Esta é uma questão bastante complexa. Temos um sistema judiciário bastante aberto a receber demandas, não só do Ministério Público, mas também de associações, da OAB, de partidos políticos e do próprio cidadão que se sente individualmente afetado. Isso é muito importante, que demandas que invocam alegações de atos ou omissões arbitrárias do poder público possam ser apreciadas pelo Judiciário. De outro lado, no sistema constitucional de separação de poderes, o Judiciário não tem competência para desenhar políticas públicas nem para tomar decisões que caracterizem atos de gestão administrativa, que ficam a cargo do Poder Executivo. O papel fundamental do Poder Judiciário consiste em controlar a constitucionalidade e a legalidade dos atos praticados por esses gestores e, nesse sentido, impedir que haja violação ao núcleo essencial dos direitos dos cidadãos. Por isso, em uma situação limite — por exemplo, em uma localidade na qual não haja mais leitos disponíveis, esteja ocorrendo aumento na quantidade de casos e de óbitos, ou seja, esteja caracterizado o colapso (efetivo ou iminente) do sistema de saúde — parece-me que a sociedade pode recorrer ao Poder Judiciário para que sejam tomadas medidas de isolamento social. Mas gostaria de esclarecer: o papel do Judiciário reside em controlar situações que claramente se afastem do dever de preservação da saúde pública, não sendo seu papel substituir o gestor nas decisões relacionadas à política de saúde e como implementá-la em situação de pandemia.

 

As ideologias políticas têm interferido nesse contexto? Exemplo: ao ampliar o rol de atividades essenciais, o presidente Jair Bolsonaro disse a apoiadores: “Já que não querem abrir, vou eu abrindo”. Esse tipo de discurso pode atrapalhar a adesão da população a medidas mais rígidas adotadas no estado? 
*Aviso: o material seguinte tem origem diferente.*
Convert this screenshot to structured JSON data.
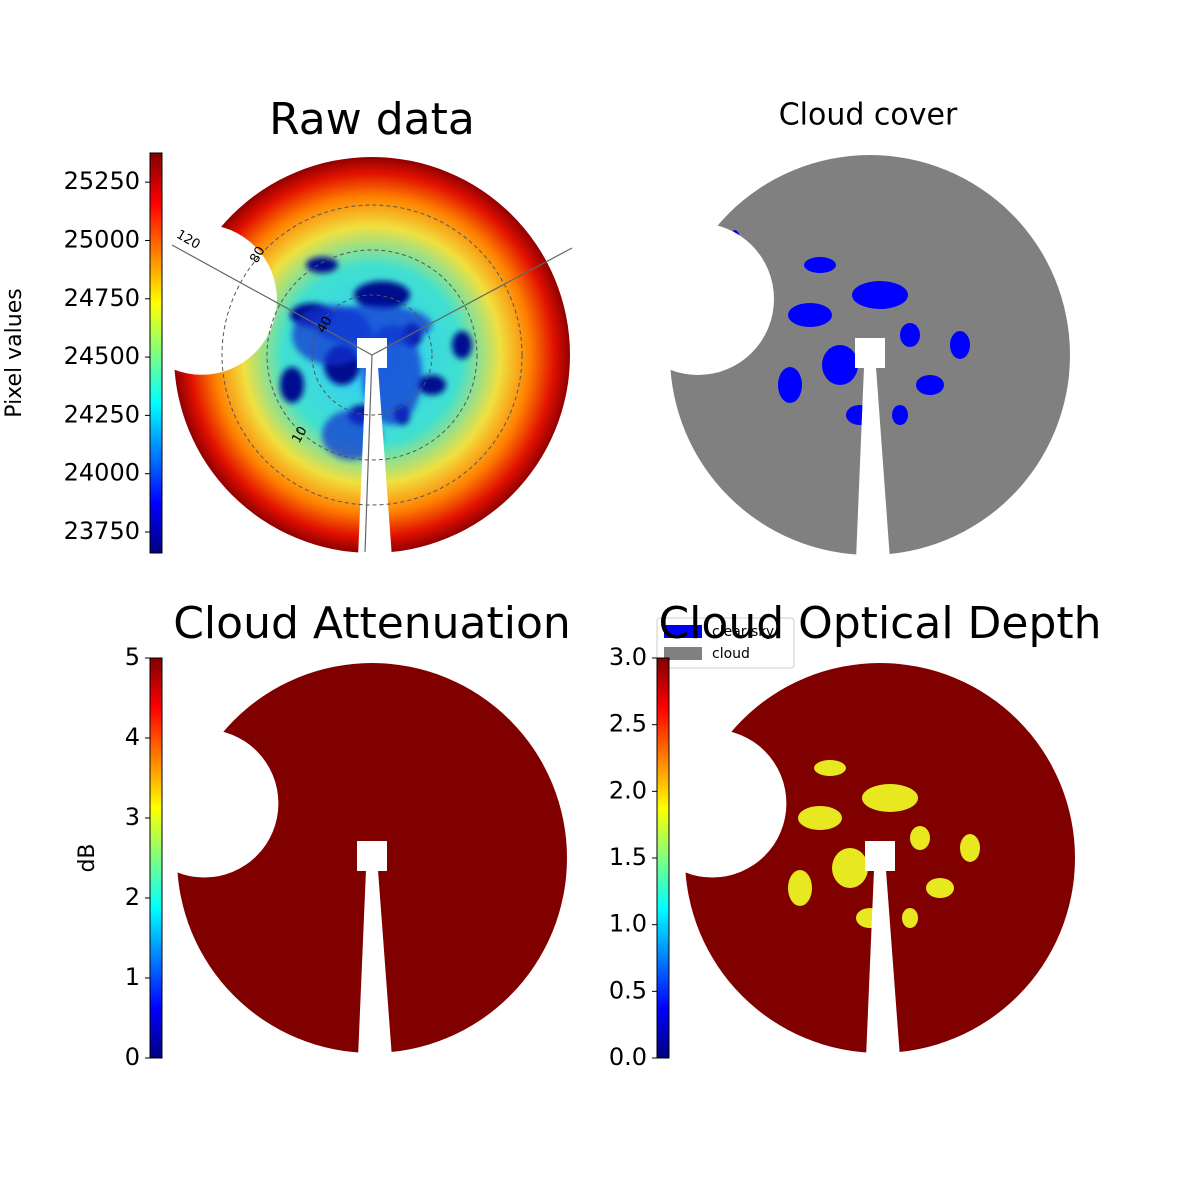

As visões antagônicas expressadas pelo presidente e pelos governadores quanto às medidas de isolamento social trazem insegurança jurídica à população, que já se encontra em situação muito adversa por ter que lidar tanto com as incertezas decorrentes do novo coronavírus quanto com a realidade econômica, em um país que tem enorme contingente de microempreendedores e trabalhadores informais. Essa contradição no trato do tema pelos governantes polariza discursos e gera fundadas dúvidas na população sobre qual é a conduta correta a seguir. Exemplificando, no município do Rio de Janeiro existem, no momento, alguns bairros nos quais foram adotadas medidas bastante restritivas, como proibição de andar em calçadões e praças, e de entrada e saída de veículos particulares que não sejam de moradores — o que está sendo chamado de lockdown. Uma barbearia situada neste bairro deve ou não funcionar? O decreto presidencial permite, desde que seguindo as orientações do Ministério da Saúde, mas o decreto municipal veda. O decreto presidencial confunde até mesmo no uso das palavras. 

 

Como equilibrar a questão de autonomia entre entes federativos e uma resposta unificada entre eles? Está faltando isso? Como fortalecer essa integração sem ferir autonomia?

A ideia de resposta unificada não é de “respostas idênticas”, mas, sim, de respostas coordenadas e que não sejam conflitantes. Para isso, é preciso que a União Federal se mantenha dentro da sua competência de expedir apenas comandos gerais em matéria de defesa da saúde, preservando a autonomia dos estados na gestão do tema em seus territórios. Dessa forma, estados e municípios poderão tomar medidas diferentes na extensão e nos limites de suas necessidades, considerando as realidades igualmente distintas do avanço da pandemia e dos sistemas de saúde em cada um, sem que isso seja entendido pela sociedade como decisões contraditórias. E, sobretudo, existe integração sem ferir autonomia quando os dados científicos dão a tônica da conduta. A autonomia dos entes federativos sairá fortalecida se as leis estaduais e municipais, assim como os atos de governadores e prefeitos, estiverem embasadas em dados da área da saúde e em evidências científicas. O direito administrativo exige que todo gestor motive a sua decisão, e a lei estabelece que motivar significa explicitar os fatos e os fundamentos jurídicos, bem como mostrar que guardam coerência entre si e com a decisão adotada.